Transitional Measures for Ongoing Moves
Despite the official end of the original programme, there is a grandfathering period for those who had already set their move in motion. If you initiated your relocation to Portugal before the end of 2023, you may still qualify for the old NHR rules. To be eligible, you must prove that you had taken specific steps by that deadline, such as signing a promissory contract for property, registering children at a school, or applying for residency.
A Fresh Start with NHR 2.0
For anyone moving to Portugal after 2023, the NHR 2.0 regime (effective from 1 January 2024) is the new standard. This revised scheme aims to preserve many of the previous perks but introduces significant changes, particularly regarding pension income. It represents a major shift in qualification criteria and the specific benefits available.

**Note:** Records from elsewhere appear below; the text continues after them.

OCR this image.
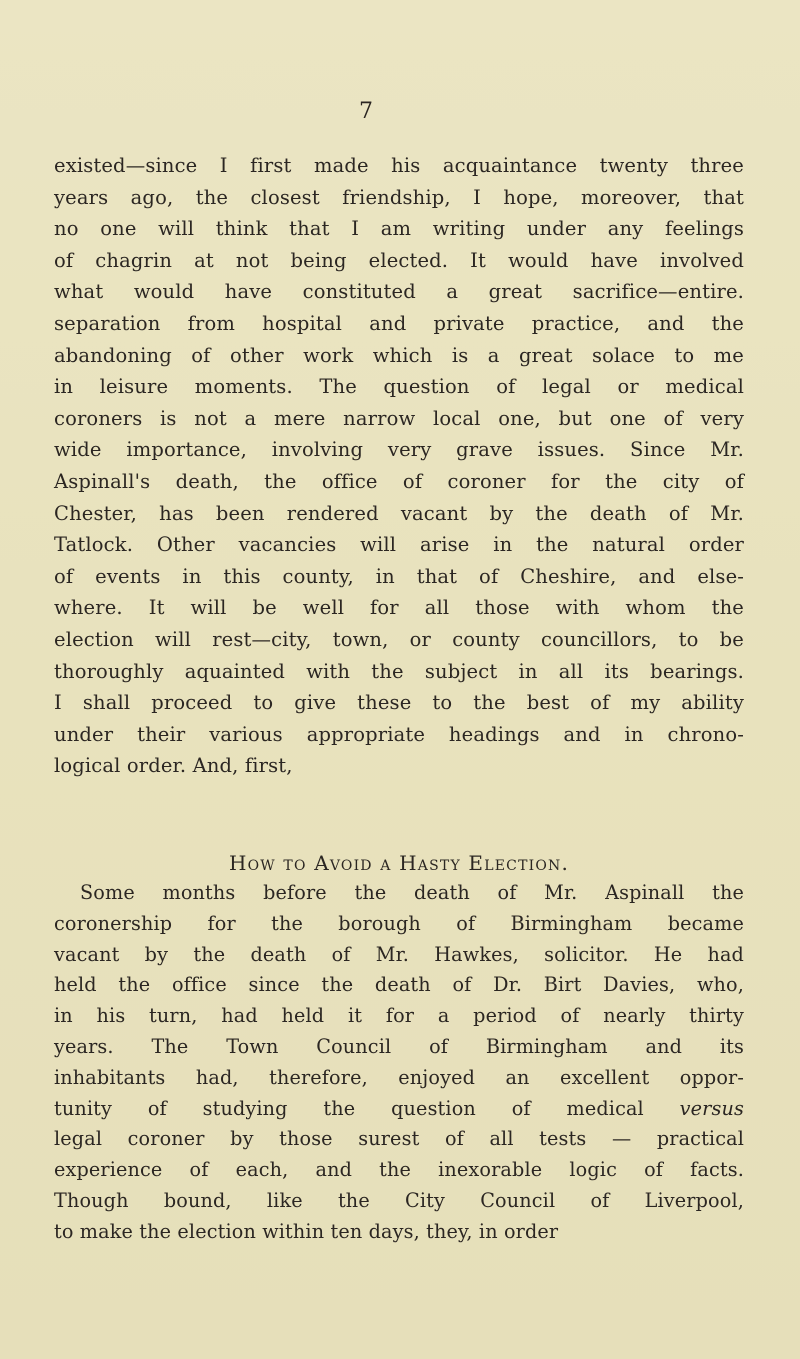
7
existed—since I first made his acquaintance twenty three
years ago, the closest friendship, I hope, moreover, that
no one will think that I am writing under any feelings
of chagrin at not being elected. It would have involved
what would have constituted a great sacrifice—entire.
separation from hospital and private practice, and the
abandoning of other work which is a great solace to me
in leisure moments. The question of legal or medical
coroners is not a mere narrow local one, but one of very
wide importance, involving very grave issues. Since Mr.
Aspinall's death, the office of coroner for the city of
Chester, has been rendered vacant by the death of Mr.
Tatlock. Other vacancies will arise in the natural order
of events in this county, in that of Cheshire, and else-
where. It will be well for all those with whom the
election will rest—city, town, or county councillors, to be
thoroughly aquainted with the subject in all its bearings.
I shall proceed to give these to the best of my ability
under their various appropriate headings and in chrono-
logical order. And, first,
How to Avoid a Hasty Election.
Some months before the death of Mr. Aspinall the
coronership for the borough of Birmingham became
vacant by the death of Mr. Hawkes, solicitor. He had
held the office since the death of Dr. Birt Davies, who,
in his turn, had held it for a period of nearly thirty
years. The Town Council of Birmingham and its
inhabitants had, therefore, enjoyed an excellent oppor-
tunity of studying the question of medical versus
legal coroner by those surest of all tests — practical
experience of each, and the inexorable logic of facts.
Though bound, like the City Council of Liverpool,
to make the election within ten days, they, in order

What About Existing NHR Holders?
If you already hold NHR status, these changes do not affect you. You will continue to enjoy the benefits of the original scheme until your ten-year period expires. That said, it is always worth reviewing your situation to ensure your tax planning remains efficient for the long term.
Key Features of NHR 2.0
The updated programme maintains the attractive 20% flat tax on employment and self-employment income, provided the work falls into specific high-value categories. It also continues to exempt certain foreign-sourced income—such as dividends, interest, and rental income—from Portuguese tax. However, NHR 2.0 narrows the scope significantly, shifting focus away from a broad range of professions to specifically target scientific research, innovation, and startups.
Who Is NHR 2.0 For?
The new rules are much more targeted than before. Eligibility is now largely restricted to academics, scientific researchers, and highly qualified professionals in specific sectors. It also caters to significant investors and individuals working within certified startups or R&D projects.
Securing NHR 2.0 Status
To qualify as a tax resident under this regime, you generally need to spend more than 183 days a year in Portugal or have a habitual residence there (owning or renting). For non-EU citizens, this often involves securing a residency permit first, such as the D7 (passive income), D2 (entrepreneur), or the Golden Visa, which has also seen its investment criteria updated recently.
Summary
With the rollout of NHR 2.0, both prospective movers and current residents need to understand exactly where they stand. While the regime has tightened, it still offers substantial opportunities for the right candidates looking to enjoy life on the mainland, in Madeira, or the Azores.